1984 single by Metallica

"Fade to Black" is a song and the first power ballad by the American heavy metal band Metallica, released as the first promotional single from their second studio album, Ride the Lightning (1984). The song was ranked as having the 24th-best guitar solo ever by Guitar World readers.

The song peaked at number 100 on Swiss Singles Chart in 2008. The song is certified 2× Platinum by the Recording Industry Association of America. In March 2023, Rolling Stone ranked "Fade to Black" at number 35 on their "100 Greatest Heavy Metal Songs of All Time" list.

== Background and composition ==
In an interview on the set of the production MTV Icon: Metallica in 2003, drummer Lars Ulrich recalls how he and vocalist/rhythm guitarist James Hetfield were "obsessed with death" at the time the album and song were produced. Hetfield later admitted that a break-in to their gear truck resulting in the loss of his favorite Marshall amplifier also contributed to the mood of the song.

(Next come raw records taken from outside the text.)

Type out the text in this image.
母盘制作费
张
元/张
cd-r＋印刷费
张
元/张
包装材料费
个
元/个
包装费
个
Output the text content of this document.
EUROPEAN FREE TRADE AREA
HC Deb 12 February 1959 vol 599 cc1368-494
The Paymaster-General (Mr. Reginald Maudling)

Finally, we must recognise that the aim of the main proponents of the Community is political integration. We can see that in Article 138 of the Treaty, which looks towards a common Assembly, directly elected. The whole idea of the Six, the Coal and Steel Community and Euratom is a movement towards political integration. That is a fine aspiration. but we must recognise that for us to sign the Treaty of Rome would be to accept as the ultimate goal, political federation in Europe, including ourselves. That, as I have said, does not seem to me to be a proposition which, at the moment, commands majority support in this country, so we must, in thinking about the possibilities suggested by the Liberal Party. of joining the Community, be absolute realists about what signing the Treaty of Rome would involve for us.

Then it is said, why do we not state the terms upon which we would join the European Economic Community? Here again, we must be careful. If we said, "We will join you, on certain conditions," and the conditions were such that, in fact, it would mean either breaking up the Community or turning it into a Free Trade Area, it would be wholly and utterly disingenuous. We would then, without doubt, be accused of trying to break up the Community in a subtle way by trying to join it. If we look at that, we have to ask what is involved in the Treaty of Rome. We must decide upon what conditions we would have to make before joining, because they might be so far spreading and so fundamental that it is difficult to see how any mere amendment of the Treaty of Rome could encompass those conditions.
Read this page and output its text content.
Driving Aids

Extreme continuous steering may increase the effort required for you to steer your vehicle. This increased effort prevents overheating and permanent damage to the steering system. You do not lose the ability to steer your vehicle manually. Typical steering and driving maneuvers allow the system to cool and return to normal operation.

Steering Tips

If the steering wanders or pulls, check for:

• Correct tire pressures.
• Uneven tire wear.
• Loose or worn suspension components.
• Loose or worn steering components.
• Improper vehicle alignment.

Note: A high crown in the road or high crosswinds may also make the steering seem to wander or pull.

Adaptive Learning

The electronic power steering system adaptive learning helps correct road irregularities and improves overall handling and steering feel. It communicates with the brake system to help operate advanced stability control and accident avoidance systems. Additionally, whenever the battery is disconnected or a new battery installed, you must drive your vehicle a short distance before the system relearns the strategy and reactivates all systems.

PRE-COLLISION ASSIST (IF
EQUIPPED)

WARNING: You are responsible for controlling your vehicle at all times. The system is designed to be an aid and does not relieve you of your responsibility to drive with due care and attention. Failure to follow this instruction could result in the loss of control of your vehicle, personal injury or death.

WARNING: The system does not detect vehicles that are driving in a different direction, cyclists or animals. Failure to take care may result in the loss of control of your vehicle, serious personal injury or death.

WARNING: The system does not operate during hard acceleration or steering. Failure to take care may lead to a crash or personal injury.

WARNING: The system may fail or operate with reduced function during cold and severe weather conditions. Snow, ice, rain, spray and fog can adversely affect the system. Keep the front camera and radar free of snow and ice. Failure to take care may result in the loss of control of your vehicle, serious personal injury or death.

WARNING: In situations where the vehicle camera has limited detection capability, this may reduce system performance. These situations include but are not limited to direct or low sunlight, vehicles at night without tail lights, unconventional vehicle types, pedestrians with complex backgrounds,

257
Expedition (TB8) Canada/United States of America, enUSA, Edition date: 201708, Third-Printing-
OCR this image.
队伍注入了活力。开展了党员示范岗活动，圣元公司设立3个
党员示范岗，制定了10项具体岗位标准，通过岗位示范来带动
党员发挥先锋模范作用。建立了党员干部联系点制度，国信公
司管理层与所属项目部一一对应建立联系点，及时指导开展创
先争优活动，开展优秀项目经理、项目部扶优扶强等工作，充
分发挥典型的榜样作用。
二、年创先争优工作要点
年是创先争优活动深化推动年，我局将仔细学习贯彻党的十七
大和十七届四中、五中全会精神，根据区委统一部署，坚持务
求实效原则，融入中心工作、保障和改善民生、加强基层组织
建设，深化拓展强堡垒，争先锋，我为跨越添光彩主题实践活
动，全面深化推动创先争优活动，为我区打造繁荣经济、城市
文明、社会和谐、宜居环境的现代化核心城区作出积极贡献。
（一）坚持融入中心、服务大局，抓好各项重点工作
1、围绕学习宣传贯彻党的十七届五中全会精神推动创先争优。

The song's lyrics address suicidal feelings. It begins with an acoustic guitar introduction and becomes progressively heavier as the song goes on, similar to their future songs, "Welcome Home (Sanitarium)", "One", and "The Day That Never Comes". James Hetfield commented on the song in a 1991 interview with Guitar World:

That song was a big step for us. It was pretty much our first ballad, so we knew it would freak people out... Recording that song, I learned how frustrating acoustic guitar can be. You could hear every squeak, so I had to be careful. I wrote the song at a friend's house in New Jersey. I was pretty depressed at the time because our gear had just been stolen, and we had been thrown out of our manager's house for breaking shit and drinking his liquor cabinet dry. It's a suicide song, and we got a lot of flak for it, as if kids were killing themselves because of the song. But we also got hundreds of letters from kids telling us how they related to the song and that it made them feel better.
"Fade to Black" was released as a promotional single in 1984, through a phosphorescent green LP record.

== Track listing ==

Promotional vinyl 12"
| No. | Title | Length |
|---|---|---|
| 1. | "Fade to Black" (Vocal/LP Version) | 6:57 |

== Personnel ==
Credits adapted from Ride The Lightning liner notes
- James Hetfield – rhythm guitar, acoustic guitar, vocals
- Lars Ulrich – drums
- Kirk Hammett – lead guitar
- Cliff Burton – bass

== Charts ==

| Chart (2026) | Peak position |
|---|---|
| Greece International (IFPI) | 65 |

== Certifications ==

| Region | Certification | Certified units/sales |
| Australia (ARIA) | Platinum | 70,000^{‡} |
| United Kingdom (BPI) | Silver | 200,000^{‡} |
| United States (RIAA) | 2× Platinum | 2,000,000^{‡} |
Streaming
| Greece (IFPI Greece) | Gold | 1,000,000^{†} |
^{‡} Sales+streaming figures based on certification alone. ^{†} Streaming-only figures based on certification alone.